Выбрать главу

Собственно, боевая часть стратегической задачи была выполнена без участия Лехта: Антон Старкопф, директор Тартуского художественного института, был уволен и лишен всех отличий; спасаясь от худших неприятностей, он, вместе со своим учеником Эрнстом Кирсом, бежал в Москву и укрылся в мастерской другого великого советского скульптора — Меркурова — в роли подручного. Руководитель Таллиннского института Адамсон — Эрик был также заклеймен как формалист/ буржуазный националист, уволен, лишен почетных званий, но, вместо того чтобы спрятаться в логове зверя, как Старкопф, он нанялся на обувную фабрику «Коммунар» в качестве рабочего — закройщика. Многие бывшие или потенциальные формалисты — в их числе Арнольд Акберг, Альфред Конго, Мярт Лаарман, Ольга Терри, Адо Ваббе — были изгнаны из Союза художников…

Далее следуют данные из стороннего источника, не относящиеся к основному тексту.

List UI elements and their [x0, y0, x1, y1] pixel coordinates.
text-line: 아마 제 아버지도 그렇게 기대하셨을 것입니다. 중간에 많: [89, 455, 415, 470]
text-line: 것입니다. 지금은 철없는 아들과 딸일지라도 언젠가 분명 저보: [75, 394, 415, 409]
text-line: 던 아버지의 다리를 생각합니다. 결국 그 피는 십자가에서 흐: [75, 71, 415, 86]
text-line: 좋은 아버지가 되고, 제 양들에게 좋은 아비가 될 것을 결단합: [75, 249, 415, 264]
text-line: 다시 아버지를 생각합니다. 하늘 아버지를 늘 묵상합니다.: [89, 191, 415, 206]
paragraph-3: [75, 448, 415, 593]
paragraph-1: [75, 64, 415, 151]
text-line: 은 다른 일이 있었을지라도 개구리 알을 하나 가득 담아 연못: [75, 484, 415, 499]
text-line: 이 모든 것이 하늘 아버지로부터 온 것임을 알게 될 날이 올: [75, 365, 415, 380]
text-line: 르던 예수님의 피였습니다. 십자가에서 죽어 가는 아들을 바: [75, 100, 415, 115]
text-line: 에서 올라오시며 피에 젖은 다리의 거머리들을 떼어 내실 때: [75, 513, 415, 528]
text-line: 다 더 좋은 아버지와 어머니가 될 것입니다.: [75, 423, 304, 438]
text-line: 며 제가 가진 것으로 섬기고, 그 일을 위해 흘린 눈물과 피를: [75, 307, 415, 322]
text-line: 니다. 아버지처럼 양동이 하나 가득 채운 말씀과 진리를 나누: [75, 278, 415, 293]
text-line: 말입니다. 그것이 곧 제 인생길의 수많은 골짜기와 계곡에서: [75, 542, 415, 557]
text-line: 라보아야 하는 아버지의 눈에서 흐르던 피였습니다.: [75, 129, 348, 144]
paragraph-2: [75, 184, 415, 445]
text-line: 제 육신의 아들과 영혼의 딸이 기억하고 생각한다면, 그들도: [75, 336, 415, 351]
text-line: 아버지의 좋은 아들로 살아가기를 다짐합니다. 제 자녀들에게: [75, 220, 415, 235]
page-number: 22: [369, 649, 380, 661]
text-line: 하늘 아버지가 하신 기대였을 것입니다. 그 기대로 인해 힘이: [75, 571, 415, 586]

Лехт назначен был скорее строить, чем разрушать: ему следовало возглавить и направить воспитание эстонских художников нового типа, и он принялся за дело. Его личные умения отвечали общим требованиям. Помнил ли он, что царица Екатерина Великая основала Императорскую Академию художеств с целью выведения «новой породы людей», как это полагалось в век Просвещения? Возможно, что в генетической памяти воспитанника Академии что‑то сохранилось и слилось с задачей идейной переделки людей в духе социализма. Поэтому новый директор придавал значение видимым мелочам; тут все было важно, все решительно.

В коридорах и классах института, как водится, находились гипсовые слепки с классических произведений пластики, необходимые для обучения искусству рисунка и для создания специфической среды. Среди них были на первый взгляд невинные создания, скажем — экспрессивные шлютеровские головы, созданные для украшения берлинского Цейхгауза еще в XVIII веке, или голова Антиноя, красавца, любимца императора Адриана. Императорские слабости относились к поздней античности, и об этом ни директор, ни студенты не знали. Зато там, где дело не ограничивалось головой, открывались видимые изъяны.

Трудно сказать, почему революционная российская мысль унаследовала иудео — христианское предубеждение в отношении чувственности и сопутствующей ей наготы. В Ветхом завете встречались двусмысленности, но они были вытеснены аскетической христианской моралью; в искусстве Ренессанса изображение божественной наготы снова стало возможным ради подтверждения земной природы Спасителя — Слово стало плотью полностью, без каких‑либо ограничений и недомолвок. Но мы помним и решительные меры Контрреформации, которая — авторитетными устами Тридентского собора — запретила наготу в религиозном искусстве.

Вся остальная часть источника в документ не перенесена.